San Miguel offering P20B in retail bonds
Conglomerate San Miguel Corp. has launched a new offering of retail bonds worth as much as P20 billion, raising fresh funds to refinance debt and fund massive capital outlays.
SMC’s fixed rate bond offering consists of five-year bonds priced to yield 4.8243 percent a year, seven-year bonds priced to yield 5.2840 a year and 10-year bonds yielding 5.7613 percent a year.
The offer period started on Tuesday and would run until Feb. 20 this year.
The joint lead underwriters and bookrunners are BDO Capital & Investment Corp., BPI Capital Corp., China Bank Capital Corp., ING Bank NV, RCBC Capital Corp., SB Capital Corp. and Standard Chartered Bank. SMC’s banking arm, Bank of Commerce, is a selling agent.
The offering is part of a P60-billion bond offering program approved by the Securities and Exchange Commission.
Under the shelf registration program allowed by the SEC, securities to be issued in tranches could be registered for an offering to be made on a continuous or delayed basis for a period not exceeding three years. The issuer is allowed to use the same prospectus for various tranches of securities offering under such mechanism.
Two years ago, SMC mapped out a P543-billion expansion program, of which P262 billion had already been spent through end-September last year, mostly for Petron Corp.’s refinery upgrade. This leaves some P281 billion in capital outlays for traditional and new businesses in the next two to three years.
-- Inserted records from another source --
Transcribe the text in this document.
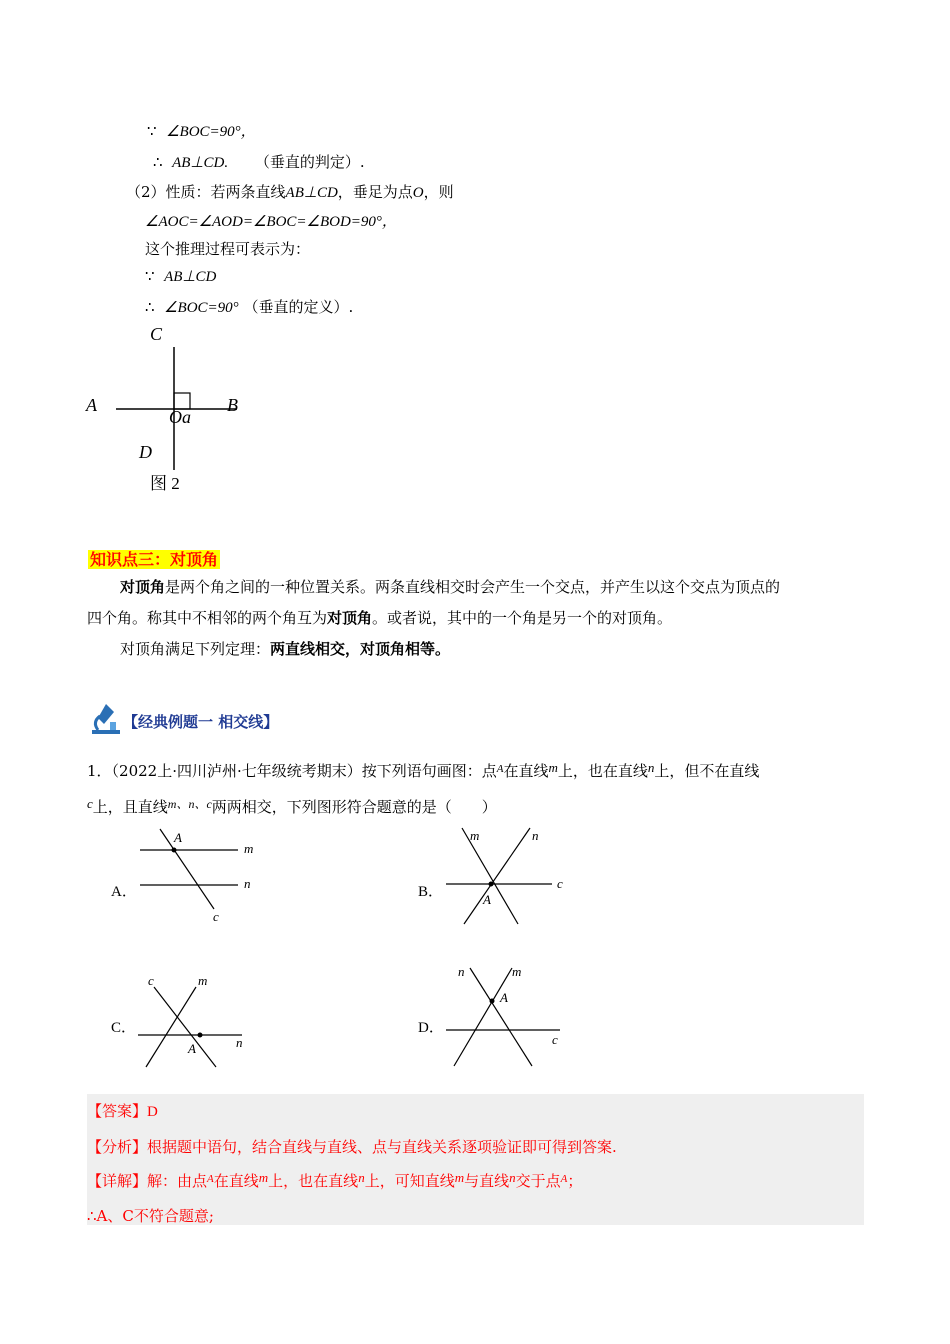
∵ ∠BOC=90°，
∴ AB⊥CD. （垂直的判定）.
（2）性质：若两条直线AB⊥CD，垂足为点O，则
∠AOC=∠AOD=∠BOC=∠BOD=90°，
这个推理过程可表示为：
∵ AB⊥CD
∴ ∠BOC=90° （垂直的定义）.
C
A	B
Oa
D
图 2
知识点三：对顶角
对顶角是两个角之间的一种位置关系。两条直线相交时会产生一个交点，并产生以这个交点为顶点的
四个角。称其中不相邻的两个角互为对顶角。或者说，其中的一个角是另一个的对顶角。
对顶角满足下列定理：两直线相交，对顶角相等。
【经典例题一 相交线】
1．（2022上·四川泸州·七年级统考期末）按下列语句画图：点$^A$在直线m上，也在直线n上，但不在直线
c上，且直线$^{m、n、c}$两两相交，下列图形符合题意的是（　　）
A．
A
m
n
c
B．
m	n
c
A
C．
c	m
n
A
D．
n	m
c
A
【答案】D
【分析】根据题中语句，结合直线与直线、点与直线关系逐项验证即可得到答案.
【详解】解：由点$^A$在直线m上，也在直线n上，可知直线m与直线n交于点$^A$；
∴A、C不符合题意;
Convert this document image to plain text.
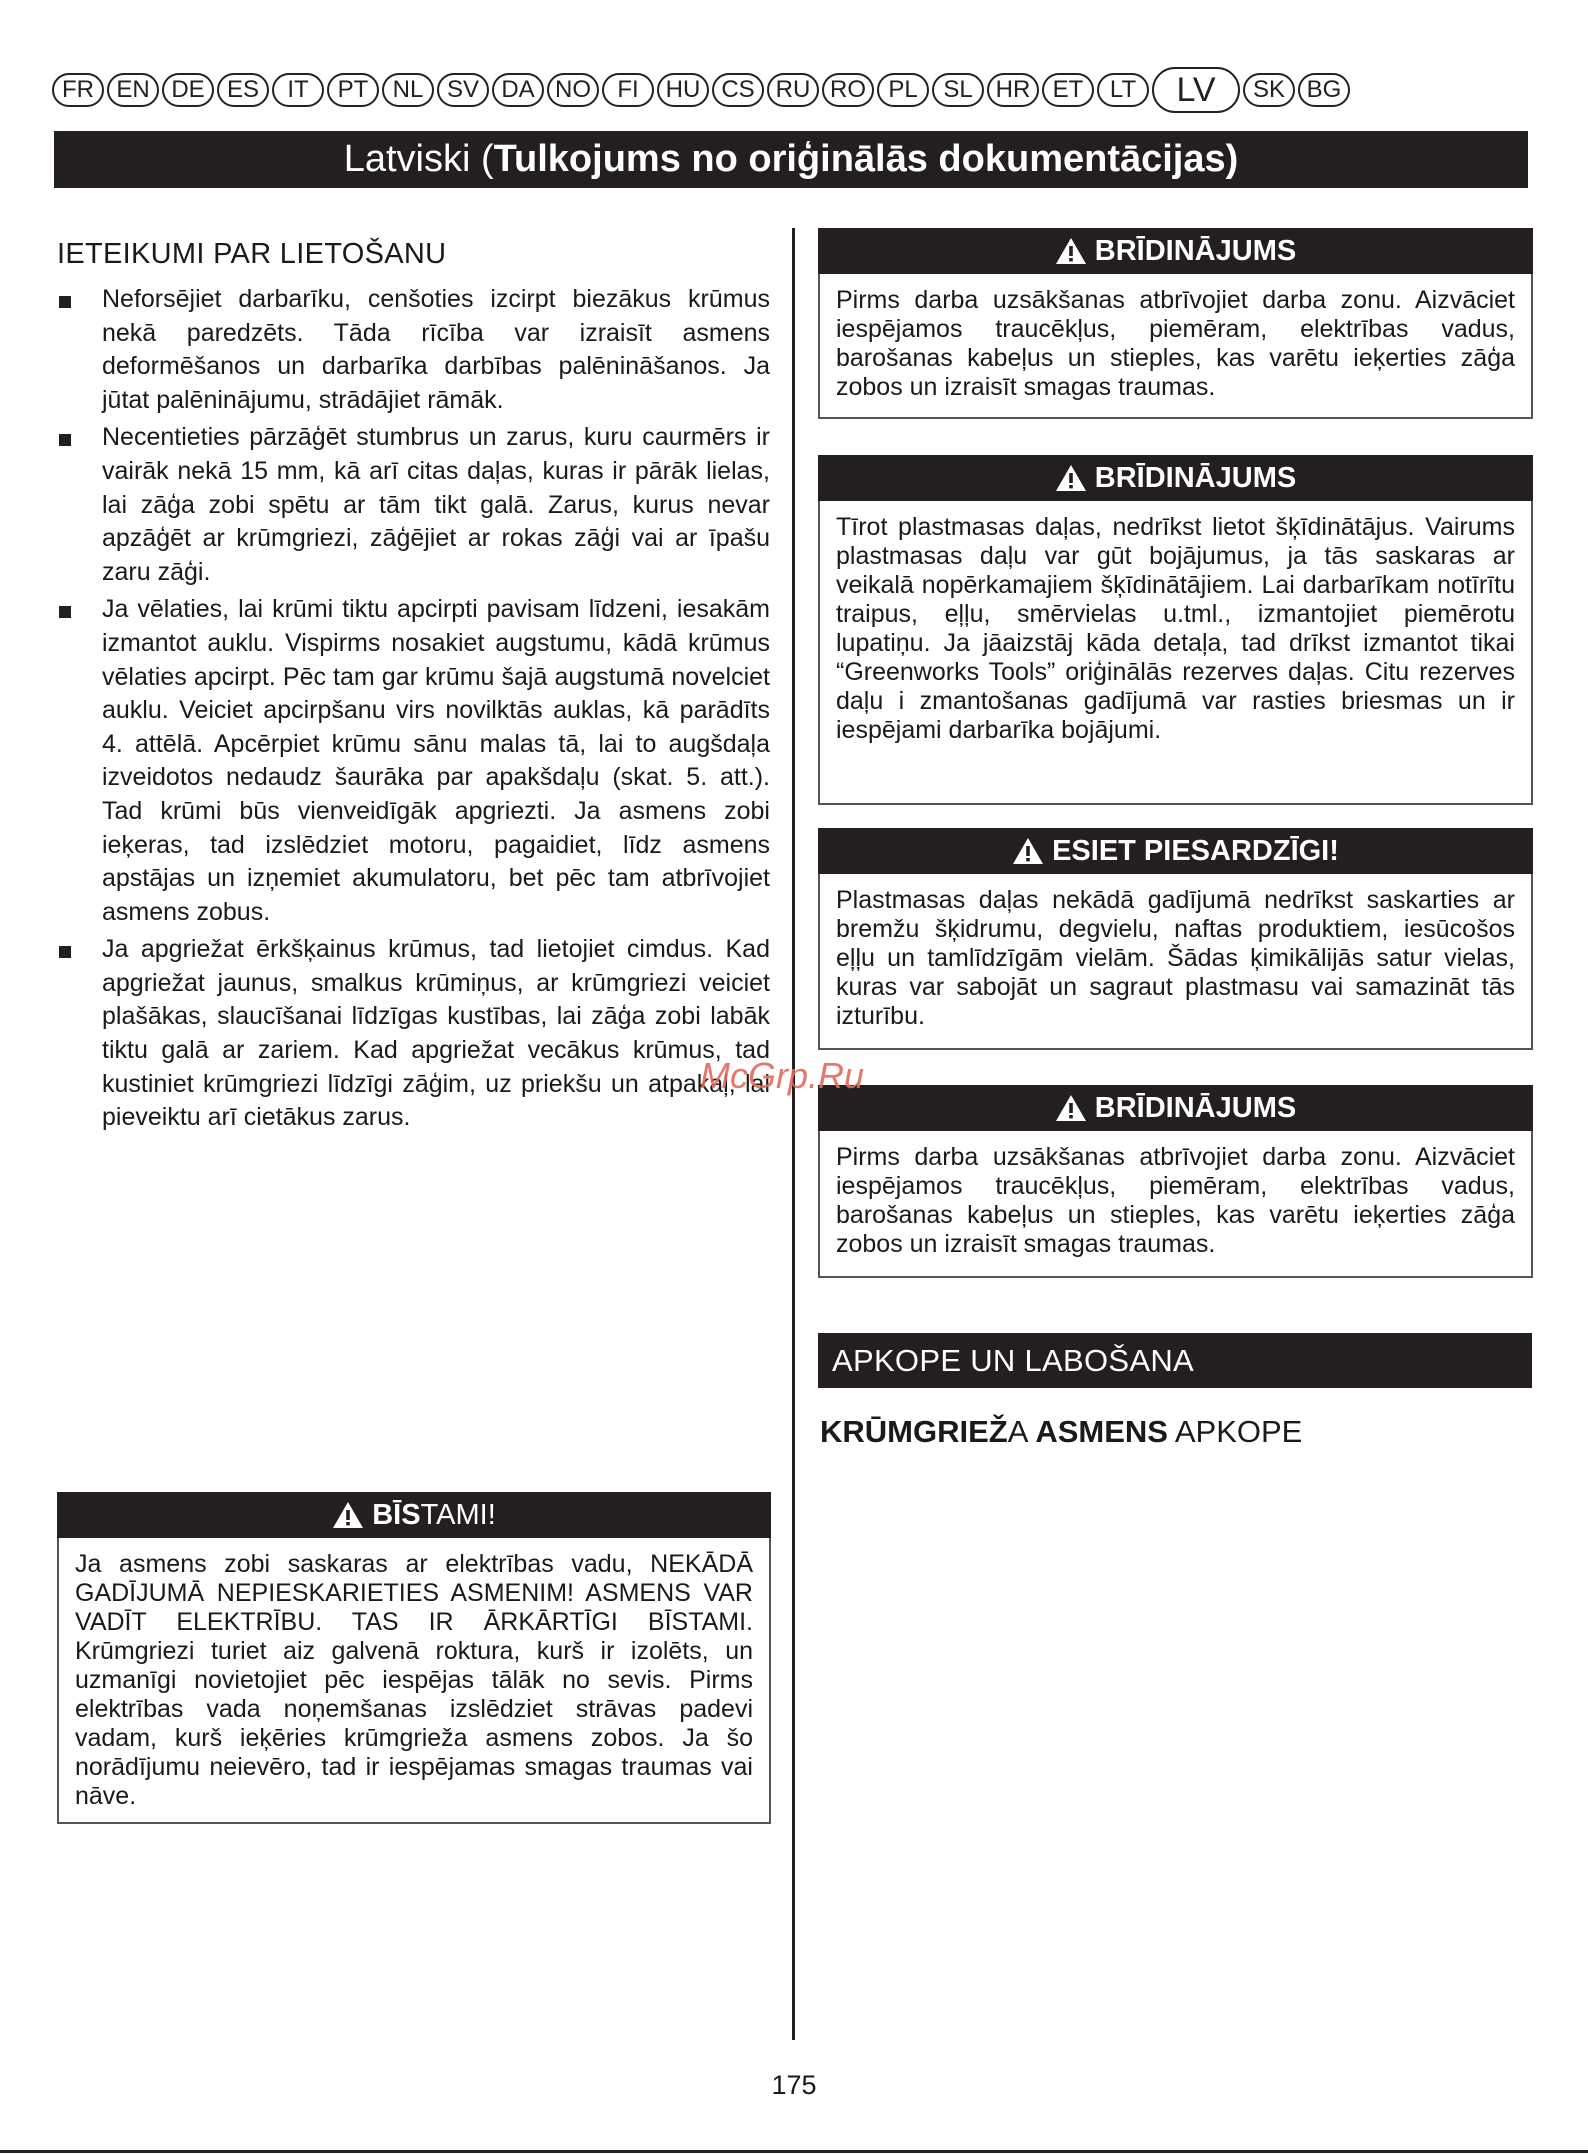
FR EN DE ES	IT	PT	NL SV DA NO	FI	HU CS RU RO PL	SL HR ET	LT	LV	SK BG
Latviski ( Tulkojums no oriģinālās dokumentācijas)
IETEIKUMI PAR LIETOŠANU
Neforsējiet darbarīku, cenšoties izcirpt biezākus krūmus nekā paredzēts. Tāda rīcība var izraisīt asmens deformēšanos un darbarīka darbības palēnināšanos. Ja jūtat palēninājumu, strādājiet rāmāk.
Necentieties pārzāģēt stumbrus un zarus, kuru caurmērs ir vairāk nekā 15 mm, kā arī citas daļas, kuras ir pārāk lielas, lai zāģa zobi spētu ar tām tikt galā. Zarus, kurus nevar apzāģēt ar krūmgriezi, zāģējiet ar rokas zāģi vai ar īpašu zaru zāģi.
Ja vēlaties, lai krūmi tiktu apcirpti pavisam līdzeni, iesakām izmantot auklu. Vispirms nosakiet augstumu, kādā krūmus vēlaties apcirpt. Pēc tam gar krūmu šajā augstumā novelciet auklu. Veiciet apcirpšanu virs novilktās auklas, kā parādīts 4. attēlā. Apcērpiet krūmu sānu malas tā, lai to augšdaļa izveidotos nedaudz šaurāka par apakšdaļu (skat. 5. att.). Tad krūmi būs vienveidīgāk apgriezti. Ja asmens zobi ieķeras, tad izslēdziet motoru, pagaidiet, līdz asmens apstājas un izņemiet akumulatoru, bet pēc tam atbrīvojiet asmens zobus.
Ja apgriežat ērkšķainus krūmus, tad lietojiet cimdus. Kad apgriežat jaunus, smalkus krūmiņus, ar krūmgriezi veiciet plašākas, slaucīšanai līdzīgas kustības, lai zāģa zobi labāk tiktu galā ar zariem. Kad apgriežat vecākus krūmus, tad kustiniet krūmgriezi līdzīgi zāģim, uz priekšu un atpakaļ, lai pieveiktu arī cietākus zarus.
BĪS TAMI!
Ja asmens zobi saskaras ar elektrības vadu, NEKĀDĀ GADĪJUMĀ NEPIESKARIETIES ASMENIM! ASMENS VAR VADĪT ELEKTRĪBU. TAS IR ĀRKĀRTĪGI BĪSTAMI. Krūmgriezi turiet aiz galvenā roktura, kurš ir izolēts, un uzmanīgi novietojiet pēc iespējas tālāk no sevis. Pirms elektrības vada noņemšanas izslēdziet strāvas padevi vadam, kurš ieķēries krūmgrieža asmens zobos. Ja šo norādījumu neievēro, tad ir iespējamas smagas traumas vai nāve.
BRĪDINĀJUMS
Pirms darba uzsākšanas atbrīvojiet darba zonu. Aizvāciet iespējamos traucēkļus, piemēram, elektrības vadus, barošanas kabeļus un stieples, kas varētu ieķerties zāģa zobos un izraisīt smagas traumas.
BRĪDINĀJUMS
Tīrot plastmasas daļas, nedrīkst lietot šķīdinātājus. Vairums plastmasas daļu var gūt bojājumus, ja tās saskaras ar veikalā nopērkamajiem šķīdinātājiem. Lai darbarīkam notīrītu traipus, eļļu, smērvielas u.tml., izmantojiet piemērotu lupatiņu. Ja jāaizstāj kāda detaļa, tad drīkst izmantot tikai “Greenworks Tools” oriģinālās rezerves daļas. Citu rezerves daļu i zmantošanas gadījumā var rasties briesmas un ir iespējami darbarīka bojājumi.
ESIET PIESARDZĪGI!
Plastmasas daļas nekādā gadījumā nedrīkst saskarties ar bremžu šķidrumu, degvielu, naftas produktiem, iesūcošos eļļu un tamlīdzīgām vielām. Šādas ķimikālijās satur vielas, kuras var sabojāt un sagraut plastmasu vai samazināt tās izturību.
BRĪDINĀJUMS
Pirms darba uzsākšanas atbrīvojiet darba zonu. Aizvāciet iespējamos traucēkļus, piemēram, elektrības vadus, barošanas kabeļus un stieples, kas varētu ieķerties zāģa zobos un izraisīt smagas traumas.
APKOPE UN LABOŠANA
KRŪMGRIEŽA ASMENS APKOPE
McGrp.Ru
175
SMC expects to breach the P1-trillion revenue goal in the next two to three years as the group completes a massive expansion program of traditional and new businesses. The target is to double operating income in the next five years, translating to an expansion of 13-14 percent yearly.
Since 2008 when SMC started its diversification program, revenue has expanded by four times to P674 billion in 2015 from P168 billion. In the first nine months of 2016, revenue hit P513.21 billion versus P505.5 billion in the comparative year.
New businesses—referring to fuel and oil, power generation and infrastructure—now account for 66 percent of SMC’s revenues.